One thing that struck me was your relationship between "legendary rating" and threat; On the one hand, it makes perfect sense and is logical, and seems like a relationship which should always have existed. On the other hand (and this is in no way a complaint), it seems like a bit too much of a coincidence that tanks turn out to be the most "legendary" characters. It's true, though; we are awesome.

09-11-2008, 09:53 PM
That was a really lovely podcast, and not just because it was set to Greensleeves. I'm not sure if you wanted feedback on the game design you presented, but here is some anyway:

Most of what you said sounds really interesting, and something I'd like to play too. I've particularly enjoyed your description of how the world came to be as it was, your views on the amount of fantasy in the game, your approach to classes and crafting. Your comparison of WoW and Risk game design was revealing. So overall I'm looking forward to see how this game turns out.

Here's two elements of the game design that I'm not so sure about:

1. Tanking. Although your concept of legendary rating makes sense, players need their own niche where they can excel. For example in WoW when I play my mage I don't care if the tank is more or less accomplished than me, so long as their play is good enough to let me be a great mage. How is that going to work in Evensfell?

2. Turn-based combat. I understand there's all kind of technical and fairness reasons that combat must be turn-based but... I just don't know. I'm not sure I'd play it. It breaks immersion and I think it's really hard, though not impossible, to design turn-based combat that's fun for casual players.
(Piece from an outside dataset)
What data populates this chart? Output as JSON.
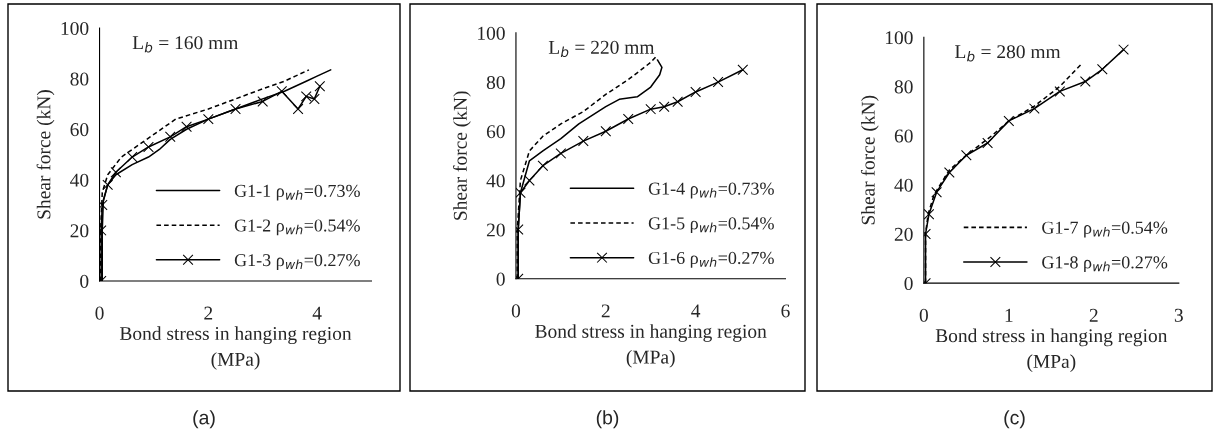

At the risk of raising things that you already know well, here's two other browser-based games that you might want to take a look at:

Dofus (DOFUS :: MMORPG - Massive Multiplayer Online Role Playing Game (http://www.dofus.com)). This is a cartoonish MMO implemented in flash. It's commercial. The main things to note here are that the game is fairly large, and it couples a turn-based combat engine with real-time exploration. You might take a look at it technically, although I must say I hated the turn-based combat.
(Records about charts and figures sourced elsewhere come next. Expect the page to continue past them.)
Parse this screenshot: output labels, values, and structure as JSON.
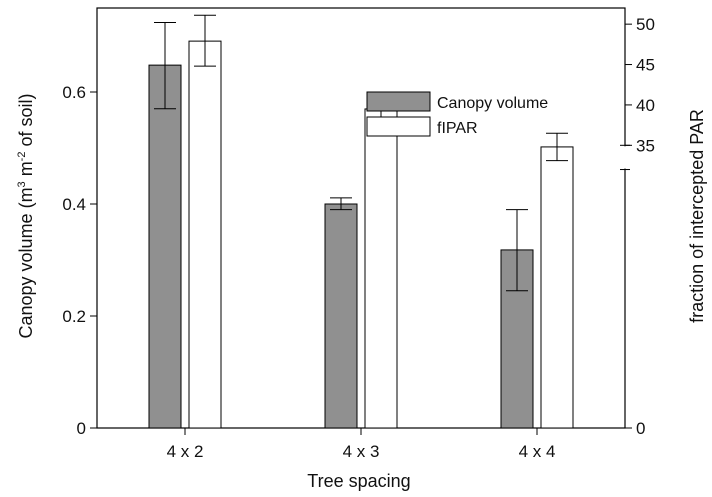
{
  "chart_data": {
    "type": "bar",
    "categories": [
      "4 x 2",
      "4 x 3",
      "4 x 4"
    ],
    "xlabel": "Tree spacing",
    "ylabel_left_parts": [
      "Canopy volume (m",
      "3",
      " m",
      "-2",
      " of soil)"
    ],
    "ylabel_right": "fraction of intercepted PAR",
    "left_axis": {
      "ylim": [
        0,
        0.75
      ],
      "ticks": [
        0,
        0.2,
        0.4,
        0.6
      ],
      "tick_labels": [
        "0",
        "0.2",
        "0.4",
        "0.6"
      ]
    },
    "right_axis": {
      "ylim": [
        0,
        52
      ],
      "ticks": [
        0,
        35,
        40,
        45,
        50
      ],
      "tick_labels": [
        "0",
        "35",
        "40",
        "45",
        "50"
      ],
      "axis_break": [
        32,
        35
      ]
    },
    "series": [
      {
        "name": "Canopy volume",
        "axis": "left",
        "color": "#909090",
        "values": [
          0.648,
          0.4,
          0.318
        ],
        "error_low": [
          0.57,
          0.39,
          0.245
        ],
        "error_high": [
          0.724,
          0.411,
          0.39
        ]
      },
      {
        "name": "fIPAR",
        "axis": "right",
        "color": "#ffffff",
        "values": [
          47.9,
          39.5,
          34.8
        ],
        "error_low": [
          44.8,
          37.0,
          33.1
        ],
        "error_high": [
          51.1,
          41.0,
          36.5
        ]
      }
    ],
    "legend": {
      "position": "top-right",
      "entries": [
        "Canopy volume",
        "fIPAR"
      ]
    },
    "grid": false
  }
}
BattleMaster (BattleMaster (http://www.battlemaster.org)). This is a two-turns-a-day conquest and politics game. It's a low-tech engine that's just a stylized forum with text, tables, and the occasional picture of a map. However the game design is outstanding. Key concepts of the game are trust (you gain positions of power in a realm), balance (the map is in flux, but nobody wins), and communication with all its subtleties. The game is also, largely, a monograph, so you might want to meet the creator, Tom Vogt.